By Selena Hill (staff@latinospost.com) | First Posted: Jul 22, 2013 07:26 PM EDT

A federal judge has placed a temporary block on North Dakota's new abortion law that bans procedures to end pregnancy once a fetal heartbeat can be detected, as early as six weeks.

The law, the most restrictive in the country, was set to go into effect Aug. 1. However, U.S. District Court Judge Daniel Hovland granted a preliminary injunction blocking it in response to a lawsuit filed by Red River Women's Clinic, the only abortion clinic in the state.

The clinic claimed that banning abortions that early, before many women even knew they are pregnant, would prevent 90 percent of the abortions it performs. In addition, the clinic argued that the law violates the U.S. Constitution and the 40-year precedent established in Roe v. Wade, which grants women the right to have an abortion up until 28 weeks into pregnancy.

"The court finds the plaintiffs have established that they and their patients will be subjected to the threat of irreparable injury in the absence of a preliminary injunction," the judge wrote in his ruling, according to Reuters.

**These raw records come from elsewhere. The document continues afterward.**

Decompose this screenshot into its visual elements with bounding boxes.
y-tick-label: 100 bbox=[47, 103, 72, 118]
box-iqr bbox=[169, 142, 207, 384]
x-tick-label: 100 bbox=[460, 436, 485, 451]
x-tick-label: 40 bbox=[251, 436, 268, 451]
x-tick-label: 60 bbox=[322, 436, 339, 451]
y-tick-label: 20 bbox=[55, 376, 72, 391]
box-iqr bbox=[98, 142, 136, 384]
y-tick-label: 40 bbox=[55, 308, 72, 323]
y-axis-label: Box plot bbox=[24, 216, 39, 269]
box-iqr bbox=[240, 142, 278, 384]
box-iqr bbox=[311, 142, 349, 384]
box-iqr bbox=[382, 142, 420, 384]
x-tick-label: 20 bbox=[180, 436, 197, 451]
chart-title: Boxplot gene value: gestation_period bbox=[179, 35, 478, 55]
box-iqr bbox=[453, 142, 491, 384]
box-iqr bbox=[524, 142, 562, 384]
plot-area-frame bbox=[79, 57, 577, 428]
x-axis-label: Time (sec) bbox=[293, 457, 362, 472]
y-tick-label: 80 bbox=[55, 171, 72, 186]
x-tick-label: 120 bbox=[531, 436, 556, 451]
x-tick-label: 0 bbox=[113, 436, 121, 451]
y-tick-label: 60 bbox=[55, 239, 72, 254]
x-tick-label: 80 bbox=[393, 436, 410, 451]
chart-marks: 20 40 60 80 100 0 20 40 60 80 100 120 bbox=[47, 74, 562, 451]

"The State of North Dakota has presented no evidence to justify the passage of this troubling law," Hovland said in his order, reports NBC News. "The State has extended an invitation to an expensive court battle over a law restricting abortions that is a blatant violation of the constitutional guarantees afforded to all women."

A dozen states with Republican-led legislatures have approved bans on most abortions after 20 weeks of pregnancy, but none have approved restrictions as strong as the ones enacted by North Dakota and Arkansas. In March, Arkansas banned most abortions after 12 weeks of pregnancy. A federal judge blocked the law in May, at least temporarily.